What is all of these math expression

I challenged myself on codefights. However, whenenver i passed a test, I always find that other use very weird expression to conquer all of the test. Some of that look like " n &=~(1<<(k-1)) " . What the heck is all of these expression and where can I learn that. It is a bit of shame but I do not understand this and often use some very “manual” technique to solve the problem.

All that stuff looks cool for challenge solving, but you are never going to use it in a production setting. I totally agree, and I have no idea what half of those things mean (and neither is practically any other developer looking at your code for the first time). You really shouldn’t use that kind of stuff unless you are in some programming contest, hackathon, etc. Your “manual technique” is the proper way to do it. As to where to learn it… I have absolutely no idea… @PortableStick, @P1xt might have an idea…

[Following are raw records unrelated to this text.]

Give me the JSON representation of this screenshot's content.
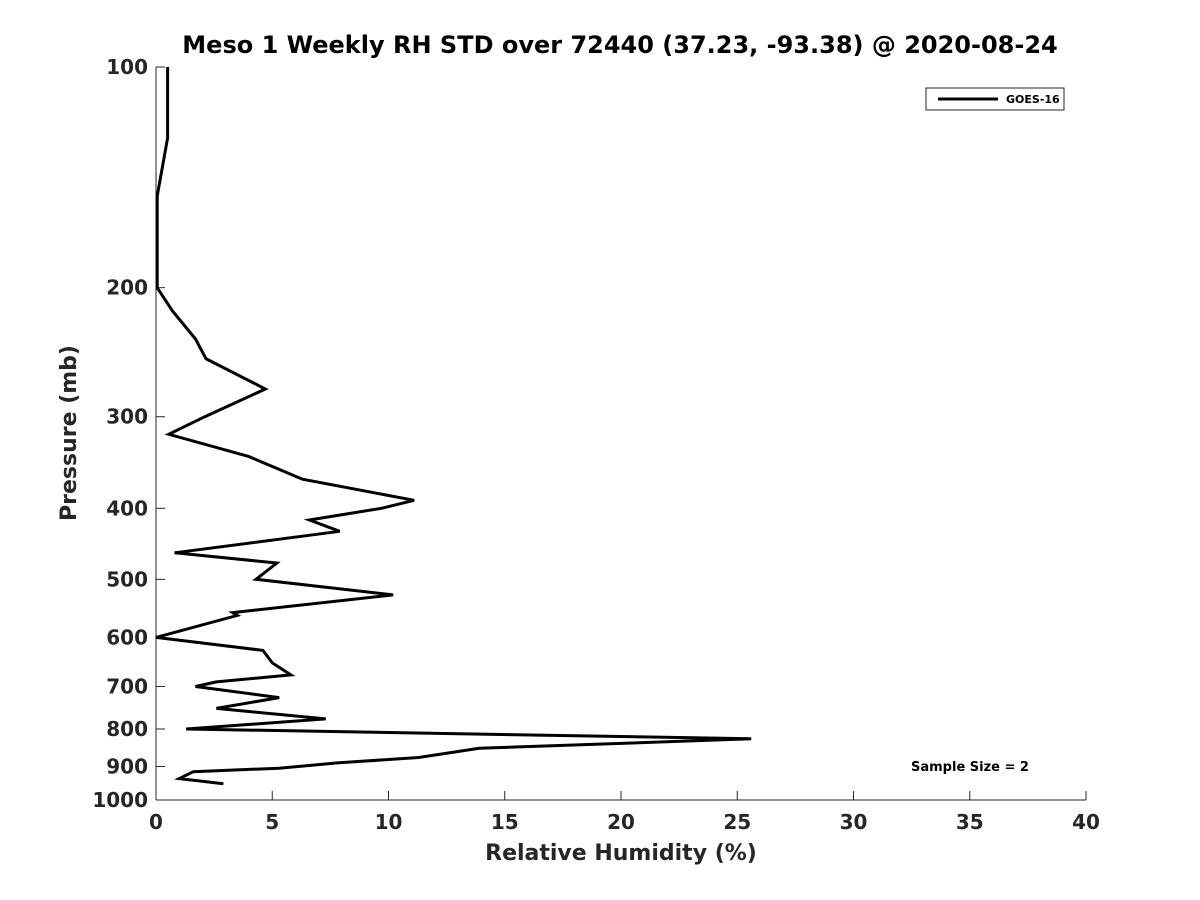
{
  "chart_data": {
    "type": "line",
    "title": "Meso 1 Weekly RH STD over 72440 (37.23, -93.38) @ 2020-08-24",
    "xlabel": "Relative Humidity (%)",
    "ylabel": "Pressure (mb)",
    "xlim": [
      0,
      40
    ],
    "ylim": [
      100,
      1000
    ],
    "y_scale": "log",
    "y_reversed": true,
    "grid": false,
    "x_ticks": [
      0,
      5,
      10,
      15,
      20,
      25,
      30,
      35,
      40
    ],
    "x_tick_labels": [
      "0",
      "5",
      "10",
      "15",
      "20",
      "25",
      "30",
      "35",
      "40"
    ],
    "y_ticks": [
      100,
      200,
      300,
      400,
      500,
      600,
      700,
      800,
      900,
      1000
    ],
    "y_tick_labels": [
      "100",
      "200",
      "300",
      "400",
      "500",
      "600",
      "700",
      "800",
      "900",
      "1000"
    ],
    "legend": {
      "position": "top-right",
      "entries": [
        "GOES-16"
      ]
    },
    "annotations": [
      {
        "text": "Sample Size = 2",
        "position": "bottom-right"
      }
    ],
    "series": [
      {
        "name": "GOES-16",
        "color": "#000000",
        "x": [
          0.5,
          0.5,
          0.05,
          0.05,
          0.05,
          0.7,
          1.7,
          2.15,
          4.7,
          2.1,
          0.55,
          4.0,
          6.3,
          11.1,
          9.7,
          6.6,
          7.9,
          0.8,
          5.2,
          4.3,
          10.2,
          3.3,
          3.5,
          0.0,
          4.6,
          5.0,
          5.8,
          2.6,
          1.7,
          5.3,
          2.6,
          7.3,
          1.3,
          25.6,
          13.9,
          11.3,
          7.8,
          5.3,
          1.6,
          1.0,
          2.9
        ],
        "y": [
          100,
          125,
          150,
          175,
          200,
          215,
          235,
          250,
          275,
          300,
          317,
          340,
          365,
          390,
          400,
          415,
          430,
          460,
          475,
          500,
          525,
          555,
          560,
          600,
          625,
          650,
          675,
          690,
          700,
          725,
          750,
          775,
          800,
          825,
          850,
          875,
          890,
          905,
          915,
          935,
          950
        ]
      }
    ]
  }
}
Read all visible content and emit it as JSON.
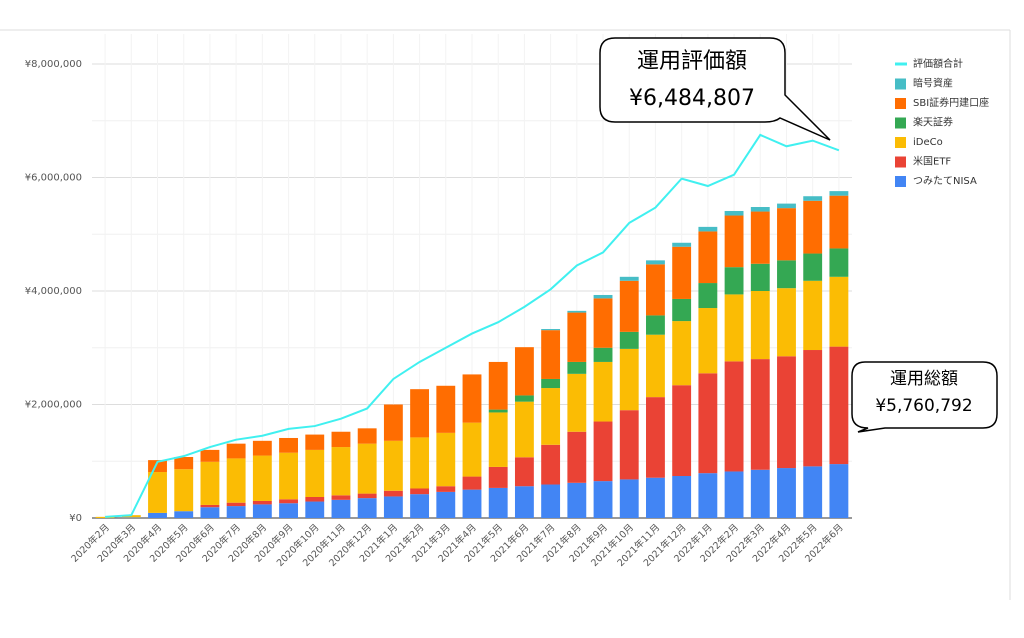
{
  "chart_data": {
    "type": "stacked-bar-line",
    "categories": [
      "2020年2月",
      "2020年3月",
      "2020年4月",
      "2020年5月",
      "2020年6月",
      "2020年7月",
      "2020年8月",
      "2020年9月",
      "2020年10月",
      "2020年11月",
      "2020年12月",
      "2021年1月",
      "2021年2月",
      "2021年3月",
      "2021年4月",
      "2021年5月",
      "2021年6月",
      "2021年7月",
      "2021年8月",
      "2021年9月",
      "2021年10月",
      "2021年11月",
      "2021年12月",
      "2022年1月",
      "2022年2月",
      "2022年3月",
      "2022年4月",
      "2022年5月",
      "2022年6月"
    ],
    "series": [
      {
        "name": "評価額合計",
        "color": "#40f0f0",
        "kind": "line",
        "values": [
          20000,
          50000,
          990000,
          1090000,
          1250000,
          1380000,
          1450000,
          1570000,
          1620000,
          1750000,
          1930000,
          2450000,
          2750000,
          3000000,
          3250000,
          3450000,
          3720000,
          4030000,
          4450000,
          4680000,
          5200000,
          5470000,
          5980000,
          5850000,
          6050000,
          6750000,
          6550000,
          6650000,
          6480000
        ]
      },
      {
        "name": "暗号資産",
        "color": "#46bdc6",
        "kind": "bar",
        "values": [
          0,
          0,
          0,
          0,
          0,
          0,
          0,
          0,
          0,
          0,
          0,
          0,
          0,
          0,
          0,
          0,
          0,
          20000,
          30000,
          60000,
          70000,
          70000,
          70000,
          80000,
          80000,
          80000,
          80000,
          80000,
          80000
        ]
      },
      {
        "name": "SBI証券円建口座",
        "color": "#ff6d01",
        "kind": "bar",
        "values": [
          0,
          0,
          210000,
          215000,
          210000,
          260000,
          260000,
          260000,
          270000,
          270000,
          270000,
          640000,
          850000,
          830000,
          850000,
          840000,
          850000,
          860000,
          870000,
          870000,
          900000,
          900000,
          920000,
          910000,
          910000,
          920000,
          920000,
          930000,
          930000
        ]
      },
      {
        "name": "楽天証券",
        "color": "#34a853",
        "kind": "bar",
        "values": [
          0,
          0,
          0,
          0,
          0,
          0,
          0,
          0,
          0,
          0,
          0,
          0,
          0,
          0,
          0,
          50000,
          110000,
          160000,
          210000,
          250000,
          300000,
          340000,
          390000,
          440000,
          480000,
          480000,
          490000,
          480000,
          500000
        ]
      },
      {
        "name": "iDeCo",
        "color": "#fbbc04",
        "kind": "bar",
        "values": [
          20000,
          40000,
          720000,
          740000,
          760000,
          780000,
          800000,
          820000,
          830000,
          850000,
          880000,
          880000,
          900000,
          940000,
          950000,
          960000,
          980000,
          1000000,
          1020000,
          1050000,
          1080000,
          1100000,
          1130000,
          1150000,
          1180000,
          1200000,
          1200000,
          1220000,
          1230000
        ]
      },
      {
        "name": "米国ETF",
        "color": "#ea4335",
        "kind": "bar",
        "values": [
          0,
          0,
          0,
          0,
          40000,
          60000,
          60000,
          70000,
          80000,
          80000,
          80000,
          100000,
          100000,
          100000,
          230000,
          370000,
          510000,
          700000,
          900000,
          1050000,
          1220000,
          1420000,
          1600000,
          1760000,
          1940000,
          1950000,
          1970000,
          2050000,
          2070000
        ]
      },
      {
        "name": "つみたてNISA",
        "color": "#4285f4",
        "kind": "bar",
        "values": [
          0,
          10000,
          90000,
          120000,
          190000,
          210000,
          240000,
          260000,
          290000,
          320000,
          350000,
          380000,
          420000,
          460000,
          500000,
          530000,
          560000,
          590000,
          620000,
          650000,
          680000,
          710000,
          740000,
          790000,
          820000,
          850000,
          880000,
          910000,
          950000
        ]
      }
    ],
    "ylim": [
      0,
      8000000
    ],
    "yticks": [
      {
        "value": 0,
        "label": "¥0"
      },
      {
        "value": 2000000,
        "label": "¥2,000,000"
      },
      {
        "value": 4000000,
        "label": "¥4,000,000"
      },
      {
        "value": 6000000,
        "label": "¥6,000,000"
      },
      {
        "value": 8000000,
        "label": "¥8,000,000"
      }
    ],
    "minor_grid": [
      1000000,
      3000000,
      5000000,
      7000000
    ],
    "grid": true,
    "legend": "right",
    "annotations": [
      {
        "title": "運用評価額",
        "text": "¥6,484,807"
      },
      {
        "title": "運用総額",
        "text": "¥5,760,792"
      }
    ]
  }
}
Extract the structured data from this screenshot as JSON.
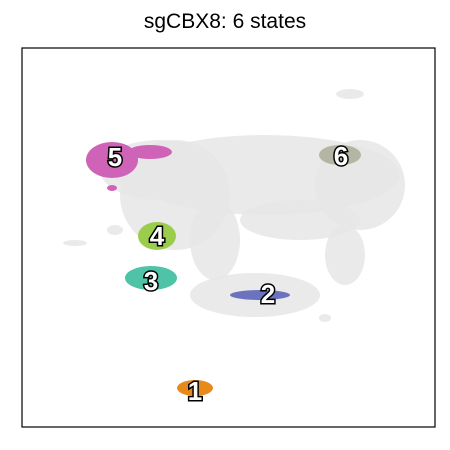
{
  "title": "sgCBX8: 6 states",
  "chart_data": {
    "type": "scatter",
    "title": "sgCBX8: 6 states",
    "xlabel": "",
    "ylabel": "",
    "axes_ticks": false,
    "background_color": "#e6e6e6",
    "states": [
      {
        "label": "1",
        "color": "#e8891c"
      },
      {
        "label": "2",
        "color": "#6b73bf"
      },
      {
        "label": "3",
        "color": "#4ec3a8"
      },
      {
        "label": "4",
        "color": "#9ccc4c"
      },
      {
        "label": "5",
        "color": "#cf63b8"
      },
      {
        "label": "6",
        "color": "#b4b5a3"
      }
    ]
  }
}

I don’t think you are going to use expressions like this a lot in JavaScript. I’ve seen code like this a lot in C and C++, especially embedded work where you are interfacing to the hardware directly. The example you gave specifically:

n &=~(1<<(k-1))

is the same as:

n = n & ~(1<<(k-1))

where:
& is the bitwise AND operator
<< is the bitwise left shift operator
~ is the bitwise negation operator

I believe this expression is clearing bit “k” inside the variable n, where the very first bit (LSB) is labeled bit 1.